Immancabili, incancellabili, ci mancherebbe, per sottolineare il nuovo corso, “l’aspetto rivoluzionario”, i cambiamenti sociali e i proprietari terrieri che scapperanno a Parigi con il magone delle loro perdite e non capiscono quel presente che già li sta travolgendo, l’eterno studente dalle idee liberali e il figlio del servo della gleba, quello sempre preso a calci e obbligato ad andare con i piedi nudi d’inverno, che s’è fatto grande e furbastro e s’è comprato lui il giardino (Mario Pirrello, bravissimo nel suo Lopachin, uno studio perfetto di gesti e di frase smozzicate e di parole cercate nell’aria della chiacchiera), i ricordi delle giovani figlie di Ljuba, gli attimi trascorsi in quella casa, un arrivo e una nuova partenza che sembrano avvolgere la Storia e le tante storie. L’ultima stazione, questa del “Giardino”, di un viaggio, quello intrapreso da Lidi post pandemia, uno sconquasso per ritrovare ancora il teatro e il pubblico: ma “termineremo il viaggio confusi, pieni di domande e con pochissime risposte”, chi l’avrebbe mai detto?, e già nella mente del regista non ancora quarantenne si agita un filo rosso, “mi è sempre sembrato palese che il nostro giardino è sinonimo di nostro teatro.” Non vuol già dire voltarsi indietro, la ricerca del sarcasmo e dello spigolo dissacrante che cambiano in affetto, forse lontanissimo, forse non ammesso, verso questa vecchissima scatola magica? Chissà che cosa riuscirà a inventare la prossima volta Lidi, a dissacrare: per adesso io mi tengo stretto il ricordo – la nostalgia – di quel trenino e di quell’ombrellino riempito di foglie.

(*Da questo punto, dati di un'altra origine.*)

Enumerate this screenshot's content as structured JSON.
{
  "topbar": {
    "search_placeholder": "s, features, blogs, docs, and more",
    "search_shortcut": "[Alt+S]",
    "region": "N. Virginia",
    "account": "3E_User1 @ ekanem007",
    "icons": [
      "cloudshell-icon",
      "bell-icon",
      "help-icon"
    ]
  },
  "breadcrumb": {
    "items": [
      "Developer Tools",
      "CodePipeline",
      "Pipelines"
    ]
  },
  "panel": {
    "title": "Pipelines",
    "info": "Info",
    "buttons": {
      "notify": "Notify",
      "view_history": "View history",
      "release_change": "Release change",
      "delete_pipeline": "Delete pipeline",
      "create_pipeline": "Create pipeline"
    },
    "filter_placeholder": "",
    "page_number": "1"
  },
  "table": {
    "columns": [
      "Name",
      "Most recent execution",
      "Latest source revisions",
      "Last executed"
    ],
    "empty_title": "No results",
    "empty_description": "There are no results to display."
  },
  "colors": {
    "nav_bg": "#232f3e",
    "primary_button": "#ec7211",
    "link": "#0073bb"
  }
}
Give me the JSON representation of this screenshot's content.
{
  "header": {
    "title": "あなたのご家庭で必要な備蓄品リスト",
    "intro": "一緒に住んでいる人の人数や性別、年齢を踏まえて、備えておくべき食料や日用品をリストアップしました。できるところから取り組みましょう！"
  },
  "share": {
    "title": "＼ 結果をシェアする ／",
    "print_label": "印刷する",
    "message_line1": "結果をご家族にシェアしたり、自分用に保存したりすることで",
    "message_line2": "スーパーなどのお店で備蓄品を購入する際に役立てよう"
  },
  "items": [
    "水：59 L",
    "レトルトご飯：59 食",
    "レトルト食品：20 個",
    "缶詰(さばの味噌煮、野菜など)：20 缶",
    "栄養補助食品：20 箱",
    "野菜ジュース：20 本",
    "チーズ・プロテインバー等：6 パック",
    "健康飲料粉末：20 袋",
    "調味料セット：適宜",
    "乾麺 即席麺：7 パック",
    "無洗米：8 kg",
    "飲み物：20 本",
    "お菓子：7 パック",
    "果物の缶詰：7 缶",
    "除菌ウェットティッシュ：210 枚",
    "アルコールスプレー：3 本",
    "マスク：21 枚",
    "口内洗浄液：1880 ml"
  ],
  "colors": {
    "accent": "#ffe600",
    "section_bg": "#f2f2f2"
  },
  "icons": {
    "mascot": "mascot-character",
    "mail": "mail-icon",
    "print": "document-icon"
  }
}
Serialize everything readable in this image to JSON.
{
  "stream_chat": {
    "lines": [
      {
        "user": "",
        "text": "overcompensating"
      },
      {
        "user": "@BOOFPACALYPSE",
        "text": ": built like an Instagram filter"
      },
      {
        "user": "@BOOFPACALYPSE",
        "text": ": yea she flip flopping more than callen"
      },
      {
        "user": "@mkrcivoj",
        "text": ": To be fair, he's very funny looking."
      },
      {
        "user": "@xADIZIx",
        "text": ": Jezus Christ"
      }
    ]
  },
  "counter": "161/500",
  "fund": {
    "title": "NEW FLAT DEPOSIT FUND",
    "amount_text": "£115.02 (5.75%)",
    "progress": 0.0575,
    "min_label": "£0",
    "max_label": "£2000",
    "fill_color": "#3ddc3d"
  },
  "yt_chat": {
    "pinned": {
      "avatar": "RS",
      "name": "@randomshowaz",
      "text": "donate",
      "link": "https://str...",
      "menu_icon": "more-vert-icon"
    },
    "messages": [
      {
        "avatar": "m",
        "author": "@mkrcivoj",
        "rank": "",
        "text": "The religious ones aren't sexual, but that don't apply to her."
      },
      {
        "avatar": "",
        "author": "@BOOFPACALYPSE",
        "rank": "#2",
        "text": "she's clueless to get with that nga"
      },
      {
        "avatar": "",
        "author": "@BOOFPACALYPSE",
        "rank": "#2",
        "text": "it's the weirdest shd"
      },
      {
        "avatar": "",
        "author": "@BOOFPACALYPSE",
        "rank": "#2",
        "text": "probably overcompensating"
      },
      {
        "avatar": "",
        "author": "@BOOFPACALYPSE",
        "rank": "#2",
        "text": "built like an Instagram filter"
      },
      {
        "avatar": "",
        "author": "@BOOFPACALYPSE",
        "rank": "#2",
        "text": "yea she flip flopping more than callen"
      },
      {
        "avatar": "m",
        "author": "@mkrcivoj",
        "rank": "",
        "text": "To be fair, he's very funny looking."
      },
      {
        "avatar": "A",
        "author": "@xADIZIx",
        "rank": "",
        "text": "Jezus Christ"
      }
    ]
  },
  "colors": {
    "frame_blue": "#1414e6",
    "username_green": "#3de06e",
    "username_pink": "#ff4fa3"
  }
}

Gli appassionati della parola di Cechov e gli inseguitori di Lidi avranno modo di partecipare – bella occasione davvero – alla maratona inventata dal nostro Stabile, domani 30 novembre: sempre al Carignano, “Il gabbiano” alle 11,30, “Zio Vanja” alle 15,00 e “Il giardino dei ciliegi” alle 18,30 tour de forse fisico e mnemonico per tutti gli attori. Nella globalità del racconto, chi sarà a vincere, l’autore classico o il regista spericolato?